Showcasing NASA’s long-standing partnership with Bermuda in support of human spaceflight and space exploration, NASA formally dedicated its upgraded Bermuda Tracking Station Monday, Nov. 5, during a ribbon-cutting ceremony at the station’s site on Cooper’s Island Nature Reserve.
“Bermuda has long been a vital strategic partner to NASA going back to the earliest days of human spaceflight,” said United States Consul General Constance Dierman. “Today’s dedication ceremony further strengthens that partnership in support of NASA’s goals to take the next giant leap in exploration and discovery.”
The site, refurbished as part of a $5.3 million renovation and outfitting project, supports tracking, telemetry, command and control of launches from NASA’s Wallops Flight Facility on Wallops Island, Virginia, and Cape Canaveral Air Force Station in Florida.
“Our Bermuda Tracking Station will provide critical launch support for missions from the Wallops and Eastern Ranges as we look forward to sending humans to the Moon and forge ahead to Mars and beyond,” said Sam Scimemi, director of the International Space Station division at NASA Headquarters.

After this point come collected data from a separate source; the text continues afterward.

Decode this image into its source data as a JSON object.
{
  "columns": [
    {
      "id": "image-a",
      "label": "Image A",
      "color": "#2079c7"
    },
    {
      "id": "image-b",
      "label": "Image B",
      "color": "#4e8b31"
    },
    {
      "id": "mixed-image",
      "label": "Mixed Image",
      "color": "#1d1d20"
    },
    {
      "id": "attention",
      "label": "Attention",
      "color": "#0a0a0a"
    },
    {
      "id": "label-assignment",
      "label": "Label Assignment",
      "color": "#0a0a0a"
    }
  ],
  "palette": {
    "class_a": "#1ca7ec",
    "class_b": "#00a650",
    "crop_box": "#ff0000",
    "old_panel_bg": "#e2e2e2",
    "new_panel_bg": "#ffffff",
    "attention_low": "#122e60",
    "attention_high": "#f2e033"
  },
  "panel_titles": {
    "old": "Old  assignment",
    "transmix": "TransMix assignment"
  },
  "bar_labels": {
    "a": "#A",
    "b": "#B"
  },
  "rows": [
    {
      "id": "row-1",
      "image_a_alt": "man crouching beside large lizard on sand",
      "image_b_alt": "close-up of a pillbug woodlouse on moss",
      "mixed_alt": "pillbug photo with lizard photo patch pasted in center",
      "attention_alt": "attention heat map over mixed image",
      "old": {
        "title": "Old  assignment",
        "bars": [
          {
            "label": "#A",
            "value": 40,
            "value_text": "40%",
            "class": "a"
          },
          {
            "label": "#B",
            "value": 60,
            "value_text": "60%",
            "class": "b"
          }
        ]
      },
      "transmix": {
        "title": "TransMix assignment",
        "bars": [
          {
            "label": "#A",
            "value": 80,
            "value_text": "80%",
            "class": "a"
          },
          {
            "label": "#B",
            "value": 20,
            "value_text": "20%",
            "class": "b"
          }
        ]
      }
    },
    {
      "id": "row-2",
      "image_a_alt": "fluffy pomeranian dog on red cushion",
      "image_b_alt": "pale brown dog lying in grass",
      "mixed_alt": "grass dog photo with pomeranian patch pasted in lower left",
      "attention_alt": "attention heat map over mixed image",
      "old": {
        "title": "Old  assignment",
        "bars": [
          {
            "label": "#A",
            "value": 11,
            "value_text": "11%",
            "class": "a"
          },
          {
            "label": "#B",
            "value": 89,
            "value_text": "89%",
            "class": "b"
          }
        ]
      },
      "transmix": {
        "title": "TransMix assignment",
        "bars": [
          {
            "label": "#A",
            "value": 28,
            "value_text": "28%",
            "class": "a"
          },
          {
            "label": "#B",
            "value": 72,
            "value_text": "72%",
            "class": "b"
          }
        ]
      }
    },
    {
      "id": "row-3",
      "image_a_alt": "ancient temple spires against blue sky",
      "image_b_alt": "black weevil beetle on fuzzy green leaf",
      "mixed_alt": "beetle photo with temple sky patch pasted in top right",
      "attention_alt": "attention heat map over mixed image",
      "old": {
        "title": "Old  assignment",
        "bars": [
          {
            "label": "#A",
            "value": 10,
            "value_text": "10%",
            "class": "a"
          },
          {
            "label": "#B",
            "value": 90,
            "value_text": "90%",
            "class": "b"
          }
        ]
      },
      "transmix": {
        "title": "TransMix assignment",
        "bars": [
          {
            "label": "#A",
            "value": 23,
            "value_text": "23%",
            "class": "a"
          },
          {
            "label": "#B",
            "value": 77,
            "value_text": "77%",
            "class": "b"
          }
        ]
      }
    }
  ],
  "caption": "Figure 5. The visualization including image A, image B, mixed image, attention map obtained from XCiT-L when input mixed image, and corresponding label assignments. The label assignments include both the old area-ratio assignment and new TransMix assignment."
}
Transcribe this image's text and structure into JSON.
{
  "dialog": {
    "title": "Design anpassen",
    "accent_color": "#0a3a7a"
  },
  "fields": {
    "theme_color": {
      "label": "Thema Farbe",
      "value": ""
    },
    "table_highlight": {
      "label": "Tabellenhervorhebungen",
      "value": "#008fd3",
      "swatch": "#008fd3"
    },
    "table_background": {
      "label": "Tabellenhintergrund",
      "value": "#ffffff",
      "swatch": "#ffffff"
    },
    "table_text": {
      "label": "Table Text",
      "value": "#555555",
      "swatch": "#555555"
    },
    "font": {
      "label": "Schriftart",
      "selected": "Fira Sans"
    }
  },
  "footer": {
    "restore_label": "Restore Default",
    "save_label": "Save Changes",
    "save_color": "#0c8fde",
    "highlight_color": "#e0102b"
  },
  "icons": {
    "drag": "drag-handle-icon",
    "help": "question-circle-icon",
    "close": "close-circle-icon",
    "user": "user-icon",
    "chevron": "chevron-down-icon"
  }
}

Most notably, the tracking station, operated by NASA’s Wallops Flight Facility, supports International Space Station cargo resupply missions and will support upcoming commercial crew launches to the orbital laboratory and NASA’s upcoming integrated launches of the Space Launch System and Orion spacecraft on missions to the Moon. Additional launches the station will support include NASA’s upcoming Ionospheric Connection Explorer (ICON) satellite launch, Minotaur launches and slated flights of Rocket Lab’s Electron launch vehicle from Wallops.
“As operations increase from both the Wallops and Eastern Ranges, the Bermuda Tracking Station will continue to provide integral range services, such as tracking and telemetry, to meet the needs of government and commercial sector access to space,” said Bill Wrobel, Wallops director.
NASA began tracking operations in Bermuda in the 1960s in support of Project Mercury, and operations continued well into the Space Shuttle program. With the development of space-based tracking systems, NASA closed the Bermuda Tracking Station in 1997. NASA signed an agreement in 2012 to reestablish the Bermuda Tracking Station with the commencement of commercial cargo resupply missions to the International Space Station, initially using mobile range tracking and telemetry instruments. The agreement has since been extended to 2026, and the range instrumentation is now part of a permanent facility, dedicated today, on Cooper’s Island Nature Reserve.
In addition to launch activities, Bermuda has actively participated in NASA’s Global Learning and Observations to Benefit the Environment (GLOBE) program since 2014. GLOBE is a worldwide hands-on primary and secondary school-based science and education program that aims to inspire the next generation of global scientists through research in environmental and Earth system science.